Historical figure Richard Strauss

Born in: 1864  - Died in: 1949
Strauss Richard Georg, German composer and conductor, was born in Munich on 11 June 1864 and had a well-to-do childhood, his father was the first horn at the Munich Court orchestra and his mother belonged to a very rich family.
He began to study music as a child, at six he began to compose, and later received lessons from the master of the chapel Friedrich Wilhelm Meyer, under whose guidance he created the first works, first only for piano and song, then tracks in form major: concerts or concert pieces, a large sonata, a string quartet, two symphonies and a serenade for winds. The passion in the study of instruments in his adolescence developed in him an exceptional technical skill.
Heir to the tradition of Listz, Berlioz and Wagner, Strauss, during his artistic life, developed an instrumental language rich in complex conceptual contents and absolutely original orchestral effects, supported by a strong dramatic commitment.
In 1882 Strauss enrolled at the University of Monaco, but left in 1883 to undertake a journey of art, which led him among other things to Dresden and Berlin, where he made important contacts especially with the well-known director of the Meininger Hofkapelle, Hans von Bülow who, in 1885, assumed him as choirmaster of the Meininger Hof and inherited the commission. when von Bülow left him.
In style, the first production, consisting of symphonic poems, such as "Don Juan", "Death and Transfiguration" (1889), traced the genre of Brahms or Schumann, but then Strawsssi evolved into Wagnerian style: after some initial difficulties (of the first symphonic poem, "Macbeth", there are at least three versions of it), Strauss found his unmistakable style with "Don Juan" (1888-89) and above all "Tod und Verklärung" (1888-90), which made him famous quickly. Richard Strauss portrait
Of the second series of symphonic poems, it is "Also sprach Zarathustra" (1896), whose initial lines are now famous thanks to the film "2001: A Space Odyssey" and represent one of the most exploited music in advertising and cinema (in 1972 the jazz musician Eumir Deodato recorded a "jazz-fusion" version in the wake of the famous film, which met with great success all over the world).
Strauss also composed ballet music: "Josephslegende" (1914) and "Schlagobers" (1924) and works of nostalgic classicism such as "The Knight of the Rose" (1911), "Arianna a Naxsos" (1912-1916), but the real international triumph and fame as an operatic composer, however, came to Strauss with the two operas "Salomé" (1905) and "Elektra" (first performance in Dresden in 1909).
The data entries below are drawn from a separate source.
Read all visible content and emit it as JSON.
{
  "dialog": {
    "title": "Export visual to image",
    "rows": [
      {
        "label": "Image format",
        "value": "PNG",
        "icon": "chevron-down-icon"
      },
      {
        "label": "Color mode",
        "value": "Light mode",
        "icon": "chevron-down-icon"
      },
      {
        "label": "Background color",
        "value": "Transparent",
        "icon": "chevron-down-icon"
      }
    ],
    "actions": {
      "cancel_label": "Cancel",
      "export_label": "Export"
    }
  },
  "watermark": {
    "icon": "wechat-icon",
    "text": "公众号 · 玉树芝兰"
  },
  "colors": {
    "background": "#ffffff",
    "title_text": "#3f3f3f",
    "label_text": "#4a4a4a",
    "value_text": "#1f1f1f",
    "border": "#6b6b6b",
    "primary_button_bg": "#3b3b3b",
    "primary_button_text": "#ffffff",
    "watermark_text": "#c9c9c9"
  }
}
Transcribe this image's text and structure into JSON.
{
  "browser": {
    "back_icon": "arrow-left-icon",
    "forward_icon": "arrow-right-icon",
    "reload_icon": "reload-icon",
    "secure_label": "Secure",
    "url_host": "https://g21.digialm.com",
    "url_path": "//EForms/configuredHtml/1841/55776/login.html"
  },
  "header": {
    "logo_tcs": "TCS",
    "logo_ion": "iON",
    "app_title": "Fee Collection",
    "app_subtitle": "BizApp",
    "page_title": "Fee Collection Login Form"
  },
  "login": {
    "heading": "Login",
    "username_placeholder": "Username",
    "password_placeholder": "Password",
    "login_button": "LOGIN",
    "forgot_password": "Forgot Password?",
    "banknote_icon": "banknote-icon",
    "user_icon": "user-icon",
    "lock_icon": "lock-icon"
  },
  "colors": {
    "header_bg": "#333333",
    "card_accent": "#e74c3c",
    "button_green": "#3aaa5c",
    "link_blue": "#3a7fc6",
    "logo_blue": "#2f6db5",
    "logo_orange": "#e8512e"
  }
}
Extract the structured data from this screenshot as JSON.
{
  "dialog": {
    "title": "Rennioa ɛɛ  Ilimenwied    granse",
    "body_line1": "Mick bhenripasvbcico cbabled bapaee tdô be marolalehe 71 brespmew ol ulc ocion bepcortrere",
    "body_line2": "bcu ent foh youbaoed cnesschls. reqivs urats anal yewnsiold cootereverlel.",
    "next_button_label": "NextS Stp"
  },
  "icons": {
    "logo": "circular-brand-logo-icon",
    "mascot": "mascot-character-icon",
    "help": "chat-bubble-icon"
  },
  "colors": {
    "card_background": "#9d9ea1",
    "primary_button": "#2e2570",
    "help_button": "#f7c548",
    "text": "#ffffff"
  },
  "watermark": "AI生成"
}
Until 1930, Strauss wrote numerous works, but his style flattened and the great work "Die Frau ohne Schatten" "(The woman without a soul 1919), marks the final point of a dramatic-experimental phase in his production.
In the following years, lighter and classicist style works were born, such as "Capriccio and Daphne", where the dramaturgy of musical theater remains and almost all of his works are successes.
The role of Strauss in the age of Nazism remains controversial, from 1933 to 1935, he held the presidency of the Reich Musical Chamber, although with purely symbolic and celebratory tasks, some opinions report the total apoliticalness of Strauss, and argue that he never cooperated with the power as some of his nephews were, moreover, half Jews.
In 1948 Strauss completed his last major work, "Vier letzte Lieder", for high male voices and orchestra (depicted in 1950), which certainly represents his most famous vocal work and died in Garmisch-Partenkirchen on 8 September 1949.